Concept: 4 Good concept but you haven't made the most of it. Follow my advice in the humor section. Make this article longer - there is heaps you could write. Tell us more ABOUT Zim - his early life, recruitment and so forth. Why does he want to destroy those humans exactly? Instead of just detailing his invasion and cartoon lies afterwards, tell us more of his personal life - it will make it longer and make for an even funnier article.
Prose and formatting: 3 This hurts the article. There is a lot of bad spelling and grammar, and the style of language doesn't help. Either add the {{Proofread}} template to your article so someone can come and fix that, or do it yourself.

The article also looks pretty messy. Oversized and undersized pictures, blank gaps, and cramped spaces make it look horribly ugly. Here's what you should do:

  • Delete the Wikipedia reference.
  • Delete that space in the 'Did You Know?' section.
  • Move the black picture of Zim up to the quotes section and make it much smaller.
  • Delete the space after the introduction.

There. It should look better now.

Images: 5 Some pretty good images here, ok but not overly funny.
  • Picture 1 (Zim): The picture is funny by itself, but the caption just takes away that funniness.

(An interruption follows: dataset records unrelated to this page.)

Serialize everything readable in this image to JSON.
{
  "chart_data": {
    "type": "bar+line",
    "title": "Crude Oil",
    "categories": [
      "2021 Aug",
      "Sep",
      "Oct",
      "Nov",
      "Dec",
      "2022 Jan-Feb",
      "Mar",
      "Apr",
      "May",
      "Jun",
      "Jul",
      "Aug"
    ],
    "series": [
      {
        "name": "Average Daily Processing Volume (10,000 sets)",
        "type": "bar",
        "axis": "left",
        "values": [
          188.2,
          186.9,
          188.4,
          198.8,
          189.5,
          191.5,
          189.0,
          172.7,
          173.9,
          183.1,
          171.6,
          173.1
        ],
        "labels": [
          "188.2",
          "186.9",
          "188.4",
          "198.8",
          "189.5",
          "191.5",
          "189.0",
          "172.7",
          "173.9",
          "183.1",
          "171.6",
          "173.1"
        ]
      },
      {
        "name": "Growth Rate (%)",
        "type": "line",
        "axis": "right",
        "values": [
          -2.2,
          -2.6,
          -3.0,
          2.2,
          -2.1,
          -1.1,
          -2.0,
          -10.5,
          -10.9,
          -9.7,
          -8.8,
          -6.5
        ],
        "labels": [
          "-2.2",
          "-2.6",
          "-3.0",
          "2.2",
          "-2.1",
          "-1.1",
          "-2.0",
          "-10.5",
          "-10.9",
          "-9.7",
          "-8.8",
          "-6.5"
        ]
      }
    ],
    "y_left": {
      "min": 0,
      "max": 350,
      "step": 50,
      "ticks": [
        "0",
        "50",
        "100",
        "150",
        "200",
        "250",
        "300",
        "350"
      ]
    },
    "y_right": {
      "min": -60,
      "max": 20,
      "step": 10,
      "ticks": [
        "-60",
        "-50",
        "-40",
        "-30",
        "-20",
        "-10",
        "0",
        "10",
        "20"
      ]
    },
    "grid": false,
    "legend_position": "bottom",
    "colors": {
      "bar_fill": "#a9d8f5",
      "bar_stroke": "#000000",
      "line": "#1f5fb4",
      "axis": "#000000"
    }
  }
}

Replace it with something that states that Zim could suffer from frequent fits - because that's what this picture looks like, really.
  • Picture 2 (Zim in furry suit): So this is suppost to be one of the lies made up in the cartoon? Because frankly, I don't understand this picture. Explain further in the caption, with a nifty one-liner that states what the lie is, how much Zim hates it, etc...
  • Picture 3: Don't understand the humor in this one, really, but it can stay.

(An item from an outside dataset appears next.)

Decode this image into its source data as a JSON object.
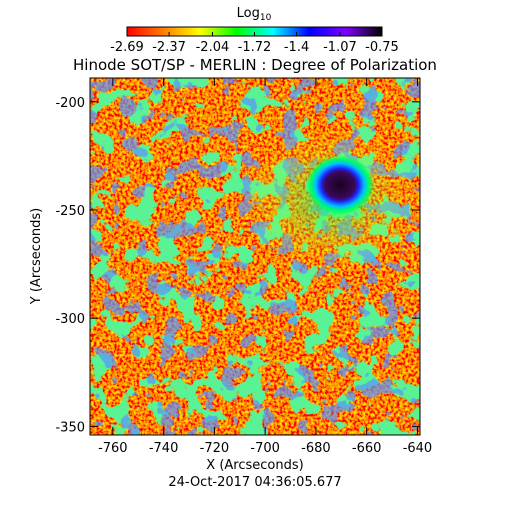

Conclusion: You need to add another picture. There are heaps on the page about Irken that you may want to consider.

Miscellaneous: 4 Averaged your scores.
Final Score: 20 Pretty ugly and with limited humor, this article, however, has potential to be pretty good. Don't worry about the scores, because they don't matter - just follow my advice and this article will definitely improve into a quality piece of Uncyclopedia satire.